If we read on in the Psalm, we get a sense of what David did. We read “how he swore to the Lord and vowed to the Mighty One of Jacob…” In effect, David made a promise. I find it fascinating to watch what his promise was. He did not promise something “if God got him out of the hardship.” I think David knew he was in a tough spot and he was not sure he would get out of it. This reminds me of so many people with whom I have been in the hospice program. They know they will not get a miraculous healing. But they begin to learn about a deeper healing---often a healing unto death.
We read about David’s vow. He says, “I will not enter my house or get into my bed; I will not give sleep to my eyes or slumber to my eyelids…” Clearly, I have broken off this sentence in mid-sentence.
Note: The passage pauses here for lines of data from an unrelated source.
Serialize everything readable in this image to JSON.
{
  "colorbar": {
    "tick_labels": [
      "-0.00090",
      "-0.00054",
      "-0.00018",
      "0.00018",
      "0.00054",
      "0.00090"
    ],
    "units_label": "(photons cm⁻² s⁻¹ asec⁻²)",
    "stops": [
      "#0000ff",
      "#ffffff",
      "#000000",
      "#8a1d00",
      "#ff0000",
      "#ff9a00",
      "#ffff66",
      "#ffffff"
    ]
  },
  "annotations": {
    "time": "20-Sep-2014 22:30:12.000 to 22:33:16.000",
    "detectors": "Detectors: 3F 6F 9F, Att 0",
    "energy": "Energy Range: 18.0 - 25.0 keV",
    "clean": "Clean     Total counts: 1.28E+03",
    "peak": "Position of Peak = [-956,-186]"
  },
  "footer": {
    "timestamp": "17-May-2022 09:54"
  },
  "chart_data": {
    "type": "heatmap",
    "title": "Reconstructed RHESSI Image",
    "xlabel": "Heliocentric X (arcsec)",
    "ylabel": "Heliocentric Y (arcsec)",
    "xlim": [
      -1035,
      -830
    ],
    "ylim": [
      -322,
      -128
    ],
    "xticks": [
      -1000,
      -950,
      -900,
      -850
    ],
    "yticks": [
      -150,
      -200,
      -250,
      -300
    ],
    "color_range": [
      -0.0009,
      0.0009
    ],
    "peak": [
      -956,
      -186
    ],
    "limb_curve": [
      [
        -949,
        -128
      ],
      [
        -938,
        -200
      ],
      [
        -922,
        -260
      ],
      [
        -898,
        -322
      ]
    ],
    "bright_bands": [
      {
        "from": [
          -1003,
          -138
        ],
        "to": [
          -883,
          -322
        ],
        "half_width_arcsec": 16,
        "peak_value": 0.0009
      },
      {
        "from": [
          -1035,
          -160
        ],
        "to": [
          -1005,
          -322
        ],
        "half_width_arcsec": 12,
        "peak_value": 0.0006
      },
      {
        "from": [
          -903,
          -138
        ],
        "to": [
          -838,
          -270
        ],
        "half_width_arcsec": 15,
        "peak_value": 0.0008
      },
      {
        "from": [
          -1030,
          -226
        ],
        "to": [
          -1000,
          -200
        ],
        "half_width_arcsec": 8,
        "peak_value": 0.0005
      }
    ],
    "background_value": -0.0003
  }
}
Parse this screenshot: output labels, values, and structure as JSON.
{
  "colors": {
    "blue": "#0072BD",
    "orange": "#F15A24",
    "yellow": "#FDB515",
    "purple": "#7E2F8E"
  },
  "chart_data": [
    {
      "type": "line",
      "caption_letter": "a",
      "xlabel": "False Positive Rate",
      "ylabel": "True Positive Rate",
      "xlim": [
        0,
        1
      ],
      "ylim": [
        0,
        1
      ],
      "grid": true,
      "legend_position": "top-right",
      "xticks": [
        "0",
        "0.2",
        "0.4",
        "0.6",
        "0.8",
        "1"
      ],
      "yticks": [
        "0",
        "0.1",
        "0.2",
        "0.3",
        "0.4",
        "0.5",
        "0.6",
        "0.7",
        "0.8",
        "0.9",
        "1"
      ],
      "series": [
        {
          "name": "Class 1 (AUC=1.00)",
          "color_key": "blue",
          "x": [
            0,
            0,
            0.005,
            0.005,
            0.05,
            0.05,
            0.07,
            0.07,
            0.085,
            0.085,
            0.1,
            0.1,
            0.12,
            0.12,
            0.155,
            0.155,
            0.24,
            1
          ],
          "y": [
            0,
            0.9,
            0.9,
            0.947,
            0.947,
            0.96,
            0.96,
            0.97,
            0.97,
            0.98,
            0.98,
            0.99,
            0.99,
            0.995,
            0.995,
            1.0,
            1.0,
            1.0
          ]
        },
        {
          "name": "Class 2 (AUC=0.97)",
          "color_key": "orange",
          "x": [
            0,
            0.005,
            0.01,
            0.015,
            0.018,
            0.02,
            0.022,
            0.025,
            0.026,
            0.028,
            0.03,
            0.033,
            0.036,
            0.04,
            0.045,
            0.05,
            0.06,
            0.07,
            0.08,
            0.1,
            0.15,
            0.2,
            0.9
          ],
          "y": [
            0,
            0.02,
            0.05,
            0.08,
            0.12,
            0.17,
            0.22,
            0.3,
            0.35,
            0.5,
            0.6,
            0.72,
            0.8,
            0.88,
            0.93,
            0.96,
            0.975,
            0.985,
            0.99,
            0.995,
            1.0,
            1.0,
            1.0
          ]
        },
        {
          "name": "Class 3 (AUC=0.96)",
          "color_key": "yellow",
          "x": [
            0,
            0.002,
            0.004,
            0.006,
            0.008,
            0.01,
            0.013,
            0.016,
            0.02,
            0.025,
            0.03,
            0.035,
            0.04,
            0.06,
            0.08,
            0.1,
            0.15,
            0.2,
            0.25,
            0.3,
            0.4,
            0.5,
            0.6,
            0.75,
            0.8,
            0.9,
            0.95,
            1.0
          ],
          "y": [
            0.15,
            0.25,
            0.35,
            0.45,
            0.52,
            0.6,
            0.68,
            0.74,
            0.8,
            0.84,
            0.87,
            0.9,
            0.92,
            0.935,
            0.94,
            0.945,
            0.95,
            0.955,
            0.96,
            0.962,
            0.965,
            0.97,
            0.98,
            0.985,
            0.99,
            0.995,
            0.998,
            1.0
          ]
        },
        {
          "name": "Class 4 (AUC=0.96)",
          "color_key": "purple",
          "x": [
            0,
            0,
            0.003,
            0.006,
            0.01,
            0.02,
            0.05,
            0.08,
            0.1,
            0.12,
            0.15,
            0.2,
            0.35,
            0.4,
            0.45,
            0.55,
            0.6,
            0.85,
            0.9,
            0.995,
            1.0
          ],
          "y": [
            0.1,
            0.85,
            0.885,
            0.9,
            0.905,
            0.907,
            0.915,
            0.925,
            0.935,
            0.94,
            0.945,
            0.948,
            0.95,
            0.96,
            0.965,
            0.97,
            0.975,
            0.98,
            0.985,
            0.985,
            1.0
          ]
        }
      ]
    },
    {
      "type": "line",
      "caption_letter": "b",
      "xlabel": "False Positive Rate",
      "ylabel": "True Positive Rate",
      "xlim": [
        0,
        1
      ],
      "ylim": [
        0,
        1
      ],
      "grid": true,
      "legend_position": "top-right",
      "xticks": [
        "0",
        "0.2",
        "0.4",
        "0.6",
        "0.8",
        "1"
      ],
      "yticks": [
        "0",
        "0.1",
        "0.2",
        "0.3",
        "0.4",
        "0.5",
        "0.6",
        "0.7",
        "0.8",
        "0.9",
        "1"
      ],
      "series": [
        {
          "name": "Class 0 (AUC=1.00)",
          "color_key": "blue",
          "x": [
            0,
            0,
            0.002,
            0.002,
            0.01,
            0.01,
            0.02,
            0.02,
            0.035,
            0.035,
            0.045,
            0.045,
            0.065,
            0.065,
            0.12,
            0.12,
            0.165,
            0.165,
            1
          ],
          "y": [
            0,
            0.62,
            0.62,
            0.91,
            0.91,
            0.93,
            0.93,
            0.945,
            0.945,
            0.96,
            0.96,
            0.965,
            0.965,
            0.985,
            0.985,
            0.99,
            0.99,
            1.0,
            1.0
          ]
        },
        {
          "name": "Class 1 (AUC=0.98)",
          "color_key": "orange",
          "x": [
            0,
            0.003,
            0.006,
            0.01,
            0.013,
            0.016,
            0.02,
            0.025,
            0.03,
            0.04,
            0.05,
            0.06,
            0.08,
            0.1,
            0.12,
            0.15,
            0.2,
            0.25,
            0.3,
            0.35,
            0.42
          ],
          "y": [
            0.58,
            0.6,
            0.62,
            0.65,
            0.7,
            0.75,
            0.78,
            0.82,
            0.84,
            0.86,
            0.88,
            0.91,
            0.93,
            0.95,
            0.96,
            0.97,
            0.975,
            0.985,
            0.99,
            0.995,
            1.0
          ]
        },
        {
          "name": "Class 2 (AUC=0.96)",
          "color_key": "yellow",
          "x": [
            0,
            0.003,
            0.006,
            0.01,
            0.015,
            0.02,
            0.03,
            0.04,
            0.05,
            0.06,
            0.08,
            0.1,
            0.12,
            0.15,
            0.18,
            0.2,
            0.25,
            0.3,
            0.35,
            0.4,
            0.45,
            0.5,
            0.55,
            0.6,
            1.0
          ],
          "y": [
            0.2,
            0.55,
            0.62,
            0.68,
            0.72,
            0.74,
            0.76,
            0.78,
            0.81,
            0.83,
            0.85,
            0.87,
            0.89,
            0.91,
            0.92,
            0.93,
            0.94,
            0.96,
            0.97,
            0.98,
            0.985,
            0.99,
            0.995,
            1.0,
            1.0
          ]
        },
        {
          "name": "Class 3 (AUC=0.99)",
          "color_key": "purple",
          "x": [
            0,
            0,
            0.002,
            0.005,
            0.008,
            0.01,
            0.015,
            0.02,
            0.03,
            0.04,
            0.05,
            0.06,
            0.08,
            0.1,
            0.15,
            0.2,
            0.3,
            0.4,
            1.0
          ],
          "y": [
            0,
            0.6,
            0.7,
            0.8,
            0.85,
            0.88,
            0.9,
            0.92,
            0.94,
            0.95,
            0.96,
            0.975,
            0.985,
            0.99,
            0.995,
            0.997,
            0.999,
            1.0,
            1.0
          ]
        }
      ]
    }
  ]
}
David is saying that he won’t do some things. The sentence begs to have the word, “until.” I won’t do certain things “until…” So we need to read further.
David says he won’t do certain things “until I find a place for the Lord, a dwelling-place for the Mighty One of Jacob.” I am a little surprised and fascinated by what David is promising to do. Interestingly, he does not ask to be delivered from the hardships. Instead he says he will find a place for God. The second thing he wants to do is a different way of saying the same thing: to find a dwelling place for God.
I think what David says is how necessary it is to have God in his life. He wants God in his heart (the “dwelling place”). I am sure he thinks that if he has God dwelling in his heart, then he can cope with any hardship. In fact, that is probably the only way to cope with and, perhaps, overcome a hardship that may never be taken away from us.
It is easy for me to plug myself into the story along with David. And the nice thing is to ponder this apart from any hardship I may be having. We can take a preventative approach by asking: do I have a place for God? This is not a building question; it is a heart question.
Do I have a place for God in my heart—my inner core? Have I provided a dwelling place for the Holy One deep within myself? Have I constructed an inner sanctuary of the soul where the Divinity and I can meet and be in communication and communion? This is the work of the soul---soul work at its best. Do you have a place for the Lord?